On the economic front, he passed expansive budgets and major labor and pension overhauls, and he persuaded Brussels to let Spain and Portugal bend EU rules to curtail energy prices and curb inflation. He lobbied for Spain to secure 140 billion euros in direct transfers and loans from the EU pandemic recovery funds, putting much of that money into clean energy sources. Spain’s economy is growing and creating jobs despite turbulence from Russia’s invasion of Ukraine.

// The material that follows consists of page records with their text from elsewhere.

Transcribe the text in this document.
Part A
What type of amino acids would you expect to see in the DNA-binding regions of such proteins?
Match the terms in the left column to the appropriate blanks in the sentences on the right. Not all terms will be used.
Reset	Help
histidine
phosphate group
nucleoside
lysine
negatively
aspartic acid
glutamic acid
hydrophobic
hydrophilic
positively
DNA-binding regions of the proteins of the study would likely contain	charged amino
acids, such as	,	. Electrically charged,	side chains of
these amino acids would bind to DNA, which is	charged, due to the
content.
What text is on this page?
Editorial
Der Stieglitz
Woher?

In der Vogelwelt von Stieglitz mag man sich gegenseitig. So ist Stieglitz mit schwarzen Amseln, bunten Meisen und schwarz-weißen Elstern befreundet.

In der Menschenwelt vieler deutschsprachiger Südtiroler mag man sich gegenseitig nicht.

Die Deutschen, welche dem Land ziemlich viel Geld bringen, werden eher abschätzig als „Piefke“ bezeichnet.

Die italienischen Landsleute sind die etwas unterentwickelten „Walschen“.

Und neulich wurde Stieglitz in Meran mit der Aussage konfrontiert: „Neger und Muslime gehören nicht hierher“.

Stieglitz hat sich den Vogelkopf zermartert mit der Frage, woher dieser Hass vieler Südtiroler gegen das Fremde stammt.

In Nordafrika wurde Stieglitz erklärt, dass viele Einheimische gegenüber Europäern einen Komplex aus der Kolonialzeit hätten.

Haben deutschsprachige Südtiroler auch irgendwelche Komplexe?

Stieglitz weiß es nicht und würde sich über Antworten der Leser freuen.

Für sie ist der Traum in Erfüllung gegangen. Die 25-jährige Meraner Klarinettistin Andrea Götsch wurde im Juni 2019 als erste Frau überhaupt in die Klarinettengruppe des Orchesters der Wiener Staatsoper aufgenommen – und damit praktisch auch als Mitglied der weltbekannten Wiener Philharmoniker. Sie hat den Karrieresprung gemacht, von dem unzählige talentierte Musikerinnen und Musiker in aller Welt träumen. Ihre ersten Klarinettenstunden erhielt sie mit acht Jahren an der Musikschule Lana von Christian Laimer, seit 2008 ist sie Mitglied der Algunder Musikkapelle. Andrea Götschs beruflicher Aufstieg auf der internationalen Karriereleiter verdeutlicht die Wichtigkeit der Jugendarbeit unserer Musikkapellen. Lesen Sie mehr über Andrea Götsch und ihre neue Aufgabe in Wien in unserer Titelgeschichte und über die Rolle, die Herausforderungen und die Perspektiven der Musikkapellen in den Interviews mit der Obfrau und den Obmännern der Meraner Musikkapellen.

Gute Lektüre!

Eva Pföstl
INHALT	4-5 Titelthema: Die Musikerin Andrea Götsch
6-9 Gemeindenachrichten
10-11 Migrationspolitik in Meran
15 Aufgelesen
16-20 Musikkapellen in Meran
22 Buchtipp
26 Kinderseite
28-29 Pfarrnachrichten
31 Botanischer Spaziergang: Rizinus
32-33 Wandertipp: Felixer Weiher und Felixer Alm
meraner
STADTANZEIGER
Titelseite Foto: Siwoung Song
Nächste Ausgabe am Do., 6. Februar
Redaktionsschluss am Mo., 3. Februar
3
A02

The seeds of his current troubles were planted when Sánchez won back-to-back elections in 2019 but still needed to form a governing coalition with the far-left Unidas Podemos (United We Can) party. During that campaign he had said he “would not sleep well” if he had United We Can members in important Cabinet posts. Four years later, a sexual consent law championed by his equality minister, a Podemos politician, inadvertently reduced prison terms for hundreds of sexual offenders in the biggest misstep by his government.

What his supporters see as one of Sánchez’s biggest successes has also been used against him. Having inherited restive Catalonia in the aftermath of its failed 2017 secession attempt, Sánchez reduced tensions there by opening talks with the separatists and pardoning nine of their imprisoned leaders. He later revised laws on sedition and misuse of public funds in a clear bone thrown to separatists facing legal troubles.

The Popular Party and many swing voters say Sánchez appeased the separatists in Catalonia and the Basque Country to win their backing in Parliament.

Sánchez’s chances depend on a strong turnout for his Socialists, who have surged in Catalonia while falling elsewhere, the revamped far-left coalition Sumar (Joining Forces) and a handful of smaller parties.

He has escaped some very tight squeezes. As prime minister, he has survived two no-confidence motions and a cliffhanger vote on a critical labor bill.

Nothing, however, tops his resurgence from being pushed out as the Socialist party general secretary in 2016. Sánchez launched what many viewed as a Quixotic road trip to drum up support across Spain from rank-and-file party members. It worked, and he won an internal party primary to return to power.

Asked repeatedly in the current campaign what he will do if he is ousted from the Moncloa Palace, Sánchez has had the same answer: “I am going to win this election. I am convinced that I am going to win.”